Joel, if you represent Hunter you’ll vote against the carbon tax

I have been travelling around the Hunter Valley and I can’t find one person who supports the carbon tax, not one, and believe you me I have been asking for their opinion.

It would seem that for local member Joel Fitzgibbon sticking by his mates in Canberra is more important than sticking by his mates in Hunter.

Joel, I know it will be tough for a while but, take it from me, you will survive crossing the floor. Labor will be dirty on it for a while but they’ll get over it.

Joel, I managed to do it only a year and half ago, and about 20 other times as well I think. I reckon Joel you can do it once. You’ll survive Joel you really will and you would have done something incredible you would have represented your constituents.

Don’t think that the people I spoke to today don’t understand that if you cross the floor you can stop the carbon tax.

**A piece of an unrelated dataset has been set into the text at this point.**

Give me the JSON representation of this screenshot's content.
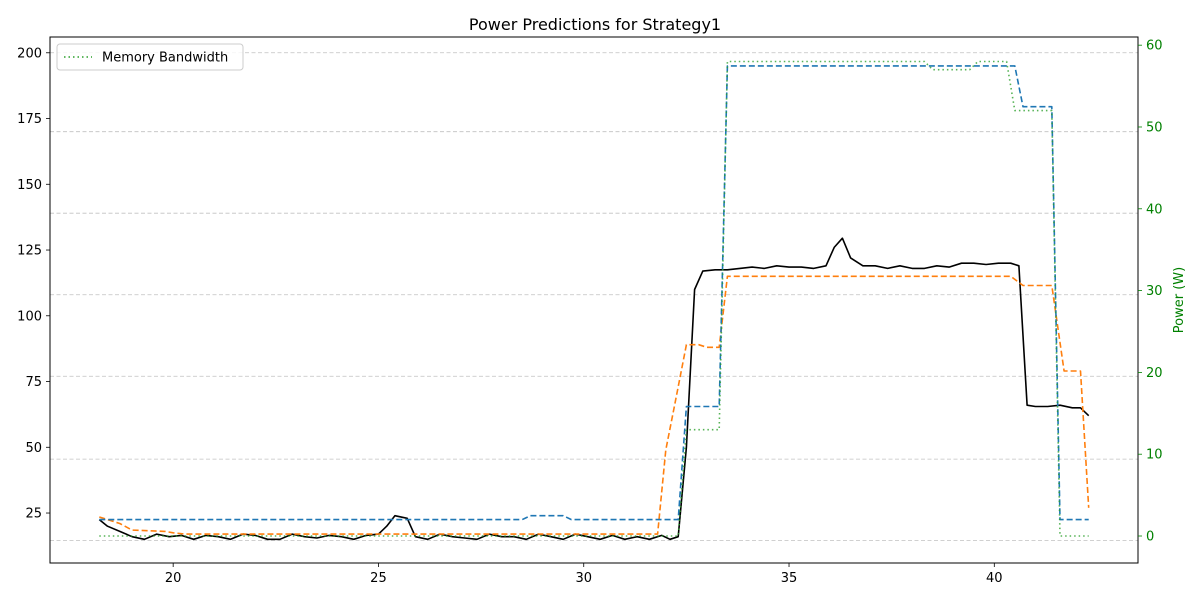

Even your Labor mate Tony Windsor says that you should represent your constituents, though he seems to have forgotten about that lately.

So I tell the people of Hunter that Joel can stop the carbon tax. Your local member has immense power. Even if he just said he would cross the floor he could stop it.

Let’s see how big the heart in his chest really is. Let’s see what he really thinks of you.

So, Joel you tell your constituents that you are not going to vote for it, you are going to cross the floor, you are going to represent the people of Hunter first and foremost. When those little bells ring and those little green lights flash, just walk into the chamber, toughen up and vote for Hunter.